Pilbara minerals: As an essential ingredient in the production of batteries for electric vehicles, lithium is very popular at the moment. But Pilbara is one of the few real lithium producers, not an explorer promising big things in the future… Pilbara is making money now.
The Goodman Group: Considered a premium builder with flair. Goodman dabbles in industrial property, building warehouses for companies like Amazon.
Forwards need to be consistent performers, but there needs to be a mix. The monster who provides the target is surrounded by a group of small forwards who provide sniff and run away from the big guy. The same in a stock portfolio.
Woodside: Monster (think Buddy Franklin) of the energy sector. After acquiring BHP’s oil and gas assets, Woodside is now a top 10 global producer. If you think energy prices are going to stay high for a while (as many analysts believe), then Woodside will be a major beneficiary.
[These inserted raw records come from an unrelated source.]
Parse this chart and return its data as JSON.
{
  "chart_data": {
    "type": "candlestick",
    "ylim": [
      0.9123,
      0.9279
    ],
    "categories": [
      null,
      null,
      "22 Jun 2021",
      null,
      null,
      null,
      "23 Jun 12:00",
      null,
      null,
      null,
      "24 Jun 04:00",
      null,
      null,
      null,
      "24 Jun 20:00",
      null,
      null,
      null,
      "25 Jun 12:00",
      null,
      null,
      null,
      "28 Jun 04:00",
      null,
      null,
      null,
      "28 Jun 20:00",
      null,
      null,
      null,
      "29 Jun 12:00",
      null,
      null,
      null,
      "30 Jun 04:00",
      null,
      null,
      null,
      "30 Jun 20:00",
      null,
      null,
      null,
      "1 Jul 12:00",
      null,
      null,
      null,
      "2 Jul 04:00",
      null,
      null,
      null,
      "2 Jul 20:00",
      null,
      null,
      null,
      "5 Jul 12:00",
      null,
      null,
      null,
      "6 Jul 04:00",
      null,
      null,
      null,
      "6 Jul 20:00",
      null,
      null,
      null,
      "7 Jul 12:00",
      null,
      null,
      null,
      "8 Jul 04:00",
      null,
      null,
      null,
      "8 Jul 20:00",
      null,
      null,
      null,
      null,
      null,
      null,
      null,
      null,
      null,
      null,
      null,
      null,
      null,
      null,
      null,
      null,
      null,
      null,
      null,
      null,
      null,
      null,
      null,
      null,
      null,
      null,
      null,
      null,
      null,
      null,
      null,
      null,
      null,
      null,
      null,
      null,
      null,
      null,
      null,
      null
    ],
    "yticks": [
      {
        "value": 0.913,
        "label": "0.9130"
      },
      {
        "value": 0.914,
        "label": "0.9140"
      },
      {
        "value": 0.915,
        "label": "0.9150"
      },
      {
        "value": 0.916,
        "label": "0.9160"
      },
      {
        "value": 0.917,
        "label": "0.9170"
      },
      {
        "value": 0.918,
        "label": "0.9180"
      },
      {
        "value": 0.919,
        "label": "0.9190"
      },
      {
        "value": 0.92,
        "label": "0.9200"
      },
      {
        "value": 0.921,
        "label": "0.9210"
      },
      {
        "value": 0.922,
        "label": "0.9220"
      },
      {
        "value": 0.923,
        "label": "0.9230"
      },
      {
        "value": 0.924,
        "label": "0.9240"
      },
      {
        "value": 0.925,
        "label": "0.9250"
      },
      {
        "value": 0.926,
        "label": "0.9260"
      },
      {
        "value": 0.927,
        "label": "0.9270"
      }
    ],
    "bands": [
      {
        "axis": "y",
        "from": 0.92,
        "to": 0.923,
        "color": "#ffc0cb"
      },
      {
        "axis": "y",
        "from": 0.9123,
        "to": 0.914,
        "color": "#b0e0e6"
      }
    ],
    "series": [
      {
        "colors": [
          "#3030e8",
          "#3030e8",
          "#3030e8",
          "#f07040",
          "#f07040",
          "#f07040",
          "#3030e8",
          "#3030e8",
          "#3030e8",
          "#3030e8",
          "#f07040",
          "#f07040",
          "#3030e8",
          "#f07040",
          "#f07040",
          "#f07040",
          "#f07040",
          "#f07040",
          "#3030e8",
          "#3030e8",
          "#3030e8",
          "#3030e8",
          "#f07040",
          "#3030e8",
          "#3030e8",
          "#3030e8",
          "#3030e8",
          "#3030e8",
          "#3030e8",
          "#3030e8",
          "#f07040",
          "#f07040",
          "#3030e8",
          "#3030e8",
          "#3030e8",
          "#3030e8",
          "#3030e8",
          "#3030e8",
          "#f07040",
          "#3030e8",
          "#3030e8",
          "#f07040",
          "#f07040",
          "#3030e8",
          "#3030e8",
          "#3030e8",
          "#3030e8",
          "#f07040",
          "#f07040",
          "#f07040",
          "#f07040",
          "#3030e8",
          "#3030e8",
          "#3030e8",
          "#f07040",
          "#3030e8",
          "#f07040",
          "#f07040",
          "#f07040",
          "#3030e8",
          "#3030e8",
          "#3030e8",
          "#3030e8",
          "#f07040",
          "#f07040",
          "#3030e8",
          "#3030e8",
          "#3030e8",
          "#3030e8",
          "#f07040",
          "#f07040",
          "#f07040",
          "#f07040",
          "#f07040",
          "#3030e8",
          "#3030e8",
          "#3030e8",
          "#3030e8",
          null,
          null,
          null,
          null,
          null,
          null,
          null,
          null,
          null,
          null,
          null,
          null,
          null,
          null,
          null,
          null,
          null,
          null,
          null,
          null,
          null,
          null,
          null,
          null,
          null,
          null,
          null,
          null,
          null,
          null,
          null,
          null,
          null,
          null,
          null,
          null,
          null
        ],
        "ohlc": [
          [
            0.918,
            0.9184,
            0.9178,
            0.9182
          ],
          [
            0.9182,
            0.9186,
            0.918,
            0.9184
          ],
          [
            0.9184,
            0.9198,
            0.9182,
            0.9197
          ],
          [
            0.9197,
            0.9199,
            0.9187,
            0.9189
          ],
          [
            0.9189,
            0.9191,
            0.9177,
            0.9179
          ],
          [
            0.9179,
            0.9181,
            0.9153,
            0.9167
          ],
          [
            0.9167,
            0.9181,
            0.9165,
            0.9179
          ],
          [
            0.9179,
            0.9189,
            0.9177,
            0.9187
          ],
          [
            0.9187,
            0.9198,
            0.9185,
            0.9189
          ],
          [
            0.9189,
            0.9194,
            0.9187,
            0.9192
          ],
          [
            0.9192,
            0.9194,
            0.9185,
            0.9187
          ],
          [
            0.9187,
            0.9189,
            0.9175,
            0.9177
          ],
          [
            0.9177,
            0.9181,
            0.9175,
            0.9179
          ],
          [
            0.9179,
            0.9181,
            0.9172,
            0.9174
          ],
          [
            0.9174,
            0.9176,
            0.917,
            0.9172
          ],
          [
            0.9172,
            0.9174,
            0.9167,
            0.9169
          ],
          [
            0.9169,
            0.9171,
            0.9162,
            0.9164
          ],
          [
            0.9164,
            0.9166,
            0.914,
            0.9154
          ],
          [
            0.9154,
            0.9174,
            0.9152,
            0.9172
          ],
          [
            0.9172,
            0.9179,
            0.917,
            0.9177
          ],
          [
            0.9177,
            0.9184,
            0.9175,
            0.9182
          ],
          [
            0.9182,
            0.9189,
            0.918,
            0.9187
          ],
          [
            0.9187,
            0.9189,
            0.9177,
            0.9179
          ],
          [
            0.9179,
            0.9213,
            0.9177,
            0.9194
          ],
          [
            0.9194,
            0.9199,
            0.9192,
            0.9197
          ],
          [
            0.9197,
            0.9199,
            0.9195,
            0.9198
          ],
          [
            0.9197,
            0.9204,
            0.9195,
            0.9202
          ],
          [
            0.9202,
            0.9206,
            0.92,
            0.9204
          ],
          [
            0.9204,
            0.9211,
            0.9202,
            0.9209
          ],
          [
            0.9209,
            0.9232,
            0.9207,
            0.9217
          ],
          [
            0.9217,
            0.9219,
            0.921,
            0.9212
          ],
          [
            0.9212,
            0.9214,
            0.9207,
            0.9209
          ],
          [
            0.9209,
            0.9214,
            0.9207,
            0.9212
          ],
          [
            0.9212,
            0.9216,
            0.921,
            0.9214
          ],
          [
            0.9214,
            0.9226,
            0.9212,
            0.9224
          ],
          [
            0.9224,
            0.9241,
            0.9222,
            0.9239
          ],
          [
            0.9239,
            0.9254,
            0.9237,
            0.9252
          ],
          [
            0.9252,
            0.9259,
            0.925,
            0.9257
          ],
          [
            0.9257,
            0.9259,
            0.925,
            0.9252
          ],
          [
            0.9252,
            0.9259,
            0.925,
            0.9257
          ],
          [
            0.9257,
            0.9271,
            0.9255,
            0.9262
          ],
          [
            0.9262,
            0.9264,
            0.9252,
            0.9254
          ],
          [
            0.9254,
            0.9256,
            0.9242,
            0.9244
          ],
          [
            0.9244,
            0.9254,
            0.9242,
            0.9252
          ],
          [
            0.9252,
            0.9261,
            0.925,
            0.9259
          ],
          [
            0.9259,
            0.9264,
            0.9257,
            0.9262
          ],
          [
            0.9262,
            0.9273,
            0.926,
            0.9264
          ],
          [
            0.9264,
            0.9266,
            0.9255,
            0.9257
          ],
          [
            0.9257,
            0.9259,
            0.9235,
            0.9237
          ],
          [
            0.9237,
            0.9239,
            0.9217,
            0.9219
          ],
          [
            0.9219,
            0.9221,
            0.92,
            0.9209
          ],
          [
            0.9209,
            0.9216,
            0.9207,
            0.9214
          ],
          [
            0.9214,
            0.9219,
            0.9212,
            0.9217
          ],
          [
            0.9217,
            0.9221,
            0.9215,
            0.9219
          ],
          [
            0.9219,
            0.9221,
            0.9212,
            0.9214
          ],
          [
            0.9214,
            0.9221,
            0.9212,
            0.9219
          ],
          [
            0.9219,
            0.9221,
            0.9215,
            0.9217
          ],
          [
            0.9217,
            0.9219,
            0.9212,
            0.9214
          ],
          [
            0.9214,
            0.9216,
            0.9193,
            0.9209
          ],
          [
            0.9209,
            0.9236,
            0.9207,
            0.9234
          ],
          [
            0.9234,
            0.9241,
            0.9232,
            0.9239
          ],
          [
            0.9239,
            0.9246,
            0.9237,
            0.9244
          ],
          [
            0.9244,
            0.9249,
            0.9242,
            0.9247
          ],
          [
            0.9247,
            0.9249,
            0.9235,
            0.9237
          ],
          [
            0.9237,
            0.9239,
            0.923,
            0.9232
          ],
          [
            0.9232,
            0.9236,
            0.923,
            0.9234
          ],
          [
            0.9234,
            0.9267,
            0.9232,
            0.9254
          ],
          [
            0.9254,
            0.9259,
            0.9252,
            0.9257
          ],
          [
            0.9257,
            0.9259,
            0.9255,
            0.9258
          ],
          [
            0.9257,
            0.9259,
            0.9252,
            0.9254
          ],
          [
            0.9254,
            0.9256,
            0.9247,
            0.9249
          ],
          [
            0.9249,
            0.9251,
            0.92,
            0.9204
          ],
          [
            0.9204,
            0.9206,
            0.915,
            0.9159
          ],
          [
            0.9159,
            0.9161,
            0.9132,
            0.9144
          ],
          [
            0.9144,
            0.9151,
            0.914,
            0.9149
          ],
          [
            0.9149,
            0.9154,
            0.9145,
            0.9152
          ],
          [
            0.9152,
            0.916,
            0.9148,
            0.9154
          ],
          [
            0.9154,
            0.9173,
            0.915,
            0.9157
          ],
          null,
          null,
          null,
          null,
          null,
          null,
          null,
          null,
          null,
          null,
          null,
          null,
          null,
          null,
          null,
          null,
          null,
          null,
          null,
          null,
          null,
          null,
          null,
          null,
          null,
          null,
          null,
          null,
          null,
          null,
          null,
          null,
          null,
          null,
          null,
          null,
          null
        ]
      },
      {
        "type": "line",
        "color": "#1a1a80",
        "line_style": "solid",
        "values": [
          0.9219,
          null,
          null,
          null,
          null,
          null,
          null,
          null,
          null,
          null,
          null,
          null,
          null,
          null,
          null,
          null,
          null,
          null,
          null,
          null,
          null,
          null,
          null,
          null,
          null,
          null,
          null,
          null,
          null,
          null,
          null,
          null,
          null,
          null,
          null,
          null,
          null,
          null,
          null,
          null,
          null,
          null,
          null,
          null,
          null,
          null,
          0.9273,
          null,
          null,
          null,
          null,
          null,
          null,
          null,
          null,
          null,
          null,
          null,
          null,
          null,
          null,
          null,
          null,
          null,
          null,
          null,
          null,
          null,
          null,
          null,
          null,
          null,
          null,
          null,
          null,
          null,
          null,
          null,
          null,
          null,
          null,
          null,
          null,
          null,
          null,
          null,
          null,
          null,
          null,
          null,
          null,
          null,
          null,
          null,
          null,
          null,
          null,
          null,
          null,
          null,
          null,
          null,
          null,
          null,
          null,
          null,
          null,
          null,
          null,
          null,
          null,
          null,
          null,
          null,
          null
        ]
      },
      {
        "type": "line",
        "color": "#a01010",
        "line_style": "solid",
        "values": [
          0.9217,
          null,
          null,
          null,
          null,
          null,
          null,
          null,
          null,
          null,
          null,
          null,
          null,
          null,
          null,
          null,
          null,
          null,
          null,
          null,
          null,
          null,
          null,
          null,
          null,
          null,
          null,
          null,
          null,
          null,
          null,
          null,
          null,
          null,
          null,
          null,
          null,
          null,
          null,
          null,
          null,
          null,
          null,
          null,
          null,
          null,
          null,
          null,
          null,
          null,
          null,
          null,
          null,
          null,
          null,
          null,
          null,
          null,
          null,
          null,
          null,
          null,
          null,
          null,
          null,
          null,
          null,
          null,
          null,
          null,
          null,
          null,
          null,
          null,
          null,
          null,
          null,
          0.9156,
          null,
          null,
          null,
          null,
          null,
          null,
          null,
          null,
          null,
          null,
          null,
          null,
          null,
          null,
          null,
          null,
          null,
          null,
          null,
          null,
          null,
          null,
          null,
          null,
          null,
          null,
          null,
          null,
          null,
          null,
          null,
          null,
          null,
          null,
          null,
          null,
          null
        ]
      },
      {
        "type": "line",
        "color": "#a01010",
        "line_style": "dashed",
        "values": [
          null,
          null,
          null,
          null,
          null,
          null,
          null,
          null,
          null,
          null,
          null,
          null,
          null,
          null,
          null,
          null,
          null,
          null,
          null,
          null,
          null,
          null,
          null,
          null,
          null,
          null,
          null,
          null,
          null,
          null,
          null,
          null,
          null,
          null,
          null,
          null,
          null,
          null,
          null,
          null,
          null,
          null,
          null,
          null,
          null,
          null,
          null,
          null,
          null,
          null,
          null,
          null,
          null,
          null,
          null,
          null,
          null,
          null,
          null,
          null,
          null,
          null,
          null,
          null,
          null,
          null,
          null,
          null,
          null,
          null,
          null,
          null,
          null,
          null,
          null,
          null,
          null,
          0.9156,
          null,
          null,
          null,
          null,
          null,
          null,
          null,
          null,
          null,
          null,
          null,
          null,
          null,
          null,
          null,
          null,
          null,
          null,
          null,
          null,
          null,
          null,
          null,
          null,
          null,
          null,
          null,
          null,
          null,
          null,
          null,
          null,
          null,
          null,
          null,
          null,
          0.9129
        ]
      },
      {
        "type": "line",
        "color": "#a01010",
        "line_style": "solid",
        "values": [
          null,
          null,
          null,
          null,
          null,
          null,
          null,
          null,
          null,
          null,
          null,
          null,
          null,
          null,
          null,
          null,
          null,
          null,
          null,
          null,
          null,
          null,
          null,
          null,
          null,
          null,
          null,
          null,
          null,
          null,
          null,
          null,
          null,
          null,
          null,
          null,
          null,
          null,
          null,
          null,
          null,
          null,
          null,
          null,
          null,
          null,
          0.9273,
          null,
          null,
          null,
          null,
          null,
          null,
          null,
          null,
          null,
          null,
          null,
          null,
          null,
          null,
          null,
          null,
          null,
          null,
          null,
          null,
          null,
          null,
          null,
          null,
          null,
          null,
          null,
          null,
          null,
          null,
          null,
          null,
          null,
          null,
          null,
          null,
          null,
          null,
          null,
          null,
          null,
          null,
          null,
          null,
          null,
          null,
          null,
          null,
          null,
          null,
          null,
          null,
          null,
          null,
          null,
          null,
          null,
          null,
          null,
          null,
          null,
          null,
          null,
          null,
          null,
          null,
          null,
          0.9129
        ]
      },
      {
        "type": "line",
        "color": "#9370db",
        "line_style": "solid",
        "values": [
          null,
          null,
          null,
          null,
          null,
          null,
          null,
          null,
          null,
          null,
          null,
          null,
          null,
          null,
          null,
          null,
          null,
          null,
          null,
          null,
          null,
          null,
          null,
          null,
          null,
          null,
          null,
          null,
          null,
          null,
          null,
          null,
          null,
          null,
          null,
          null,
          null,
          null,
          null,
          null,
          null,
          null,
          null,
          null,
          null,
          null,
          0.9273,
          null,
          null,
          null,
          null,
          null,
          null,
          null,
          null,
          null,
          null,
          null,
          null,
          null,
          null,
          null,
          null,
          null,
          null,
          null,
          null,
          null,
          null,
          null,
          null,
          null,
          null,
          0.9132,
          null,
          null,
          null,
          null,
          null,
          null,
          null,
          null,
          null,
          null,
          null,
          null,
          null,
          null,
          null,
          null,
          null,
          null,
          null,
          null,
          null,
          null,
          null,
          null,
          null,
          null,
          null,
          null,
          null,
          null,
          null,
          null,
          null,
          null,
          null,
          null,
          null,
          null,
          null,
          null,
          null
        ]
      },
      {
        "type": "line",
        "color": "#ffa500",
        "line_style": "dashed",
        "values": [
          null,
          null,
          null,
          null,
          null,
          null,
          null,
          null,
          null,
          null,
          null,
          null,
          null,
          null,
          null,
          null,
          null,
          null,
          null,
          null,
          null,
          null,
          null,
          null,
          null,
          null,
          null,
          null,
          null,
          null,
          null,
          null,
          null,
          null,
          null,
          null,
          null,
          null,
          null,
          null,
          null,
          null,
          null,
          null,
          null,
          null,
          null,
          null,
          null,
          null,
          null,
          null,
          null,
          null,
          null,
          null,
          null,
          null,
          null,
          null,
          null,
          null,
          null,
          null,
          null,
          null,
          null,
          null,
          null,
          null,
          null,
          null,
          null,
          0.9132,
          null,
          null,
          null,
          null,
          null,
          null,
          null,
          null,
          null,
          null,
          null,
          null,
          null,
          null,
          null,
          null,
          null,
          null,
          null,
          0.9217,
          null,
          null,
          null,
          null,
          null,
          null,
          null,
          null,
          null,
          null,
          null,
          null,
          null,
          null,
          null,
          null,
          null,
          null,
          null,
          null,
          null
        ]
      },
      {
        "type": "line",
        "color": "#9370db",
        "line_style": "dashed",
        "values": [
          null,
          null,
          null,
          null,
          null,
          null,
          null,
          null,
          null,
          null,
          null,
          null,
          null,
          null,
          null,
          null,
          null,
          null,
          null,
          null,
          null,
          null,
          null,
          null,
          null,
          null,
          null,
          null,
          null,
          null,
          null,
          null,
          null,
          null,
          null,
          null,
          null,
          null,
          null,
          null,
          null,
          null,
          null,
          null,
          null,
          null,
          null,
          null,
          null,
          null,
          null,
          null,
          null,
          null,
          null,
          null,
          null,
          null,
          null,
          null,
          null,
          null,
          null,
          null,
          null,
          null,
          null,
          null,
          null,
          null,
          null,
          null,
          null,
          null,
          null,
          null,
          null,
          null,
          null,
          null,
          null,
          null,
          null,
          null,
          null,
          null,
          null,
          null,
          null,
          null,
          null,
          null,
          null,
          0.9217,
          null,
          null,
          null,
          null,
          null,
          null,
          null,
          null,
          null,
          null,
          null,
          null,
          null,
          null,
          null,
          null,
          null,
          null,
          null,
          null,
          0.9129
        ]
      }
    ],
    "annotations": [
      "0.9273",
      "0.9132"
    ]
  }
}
REA: The real estate marketing platform dominates the sector in Australia and has expanded globally, with India seen as a country with great potential. Even when property is in a downturn, REA is still doing well as vendors pay for premium positions to improve sales potential. Second monster in the front line (think Jarryd Roughead).
Whitehaven: There is a theory that coal is a spoiled commodity because no new coal mines will be approved by governments or financed by banks. Therefore, as demand and prices for thermal coal remain high, there will be no new proposals to lower prices until decades of transition to renewables.
Cochlear: The bionic ear maker, which sells products around the world, has come under attack from new competitors in the past, but none have emerged as a significant threat. Still has a stranglehold on the market.
Subs in the AFL are used to replace a player who is injured or out of form. They are intended for plug the hole.
Premier Investment: A well-run retail investment company that will benefit from rising consumer spending. It owns brands such as Smiggle, Just Jeans, Peter Alexander and Portmans, and has a significant stake in kitchen appliance manufacturer Breville. Could replace Lovisa.
Mineral resources: a mining company that is a major producer of iron ore but has recently become a significant producer of lithium. Natural crop rotation from Pilbara Minerals.
Resmed: A leading manufacturer of sleep apnea devices and ventilators for hospitals. It is the third part of Australia’s global healthcare triumvirate (along with Cochlear and CSL) and could easily come off the bench for the other two.